Against all odds, a donor did step up and not just any donor but a perfect donor, a perfect match for me. My donor was another me! Now, all I had to do was survive chemo treatment. Some days were better than others but God was with me every step of the journey, as were my family and countless others who went out of their way to help during my 43 days in the hospital.
In December 2014, a routine biopsy showed zero percent leukemia. I was in remission and scheduled for a transplant in February 2015. But a week before surgery, the leukemia returned. It was at six percent. I was devastated. What about my donor? Was she supposed to just put her life on hold? I could easily lose her.

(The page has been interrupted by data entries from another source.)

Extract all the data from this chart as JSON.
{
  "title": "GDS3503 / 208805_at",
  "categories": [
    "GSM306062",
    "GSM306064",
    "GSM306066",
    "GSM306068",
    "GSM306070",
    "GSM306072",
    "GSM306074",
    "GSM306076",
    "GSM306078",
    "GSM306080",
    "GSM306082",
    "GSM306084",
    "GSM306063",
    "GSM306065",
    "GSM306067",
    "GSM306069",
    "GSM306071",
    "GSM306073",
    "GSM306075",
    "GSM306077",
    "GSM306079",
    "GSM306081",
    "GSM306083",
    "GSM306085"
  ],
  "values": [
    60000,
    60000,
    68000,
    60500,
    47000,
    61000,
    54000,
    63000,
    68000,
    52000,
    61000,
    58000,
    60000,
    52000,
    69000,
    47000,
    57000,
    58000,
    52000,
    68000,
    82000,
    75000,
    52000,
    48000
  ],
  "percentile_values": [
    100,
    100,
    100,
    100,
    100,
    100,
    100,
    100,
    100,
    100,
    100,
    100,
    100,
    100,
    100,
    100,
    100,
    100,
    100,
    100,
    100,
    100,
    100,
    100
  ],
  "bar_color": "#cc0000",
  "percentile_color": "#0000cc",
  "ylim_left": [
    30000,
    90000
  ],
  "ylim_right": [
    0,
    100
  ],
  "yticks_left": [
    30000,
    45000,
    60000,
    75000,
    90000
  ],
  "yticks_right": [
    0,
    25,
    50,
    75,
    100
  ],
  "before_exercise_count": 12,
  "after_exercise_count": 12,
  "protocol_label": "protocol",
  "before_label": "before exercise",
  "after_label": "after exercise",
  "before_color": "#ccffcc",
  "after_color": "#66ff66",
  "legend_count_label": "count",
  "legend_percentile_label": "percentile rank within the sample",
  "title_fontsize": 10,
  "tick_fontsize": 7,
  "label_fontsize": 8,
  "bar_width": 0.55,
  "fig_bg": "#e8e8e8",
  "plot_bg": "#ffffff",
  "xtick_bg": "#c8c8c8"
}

After a few weeks in the hospital with complications from the second round of chemo, I was stable enough to go home with a medication drip that had to be changed every 12 hours and a heart vest I had to wear round the clock, ready to deliver an electric shock to restart my heart if it stopped. Still, I was at the hospital every day for blood work.
By September, I was back in remission and my heart was strong enough to prep me for the transplant.
Nine months after my original transplant date, in November 2015, my donor—my perfect match— was ready to see the commitment through. Who was this selfless individual? The operation was a success, and I prayed for my donor's healing as hard as I prayed for my own. When the official "waiting period" was over, and the donor agreed, the donor program, Be the Match, gave me the donor's information.
Her name was Raykell. She lived in Illinois. I had to ask what made her make such a sacrifice for someone she did not even know. "I had a friend whose son needed a bone-marrow transplant," she said, "so I signed up to see if I was a match." She wasn't, and the boy passed away in 2006 before a donor could be found. Raykell forgot all about the donor list until one Sunday morning in 2014.
"I was at church and our pastor was hosting a donor drive for Be the Match. I remembered I was already registered so I knew I didn't have to register again. The very next day, I received a call." Raykell was a match for someone—for me. "God was preparing me all those years ago, getting me ready to help someone in need," she said. "It didn't matter that I didn't know who it was. God knew."
Raykell and I were a match spiritually as well as physically. We talked every day, still do. Because wasn't she right? God put us on the earth to care and be cared for. Even me.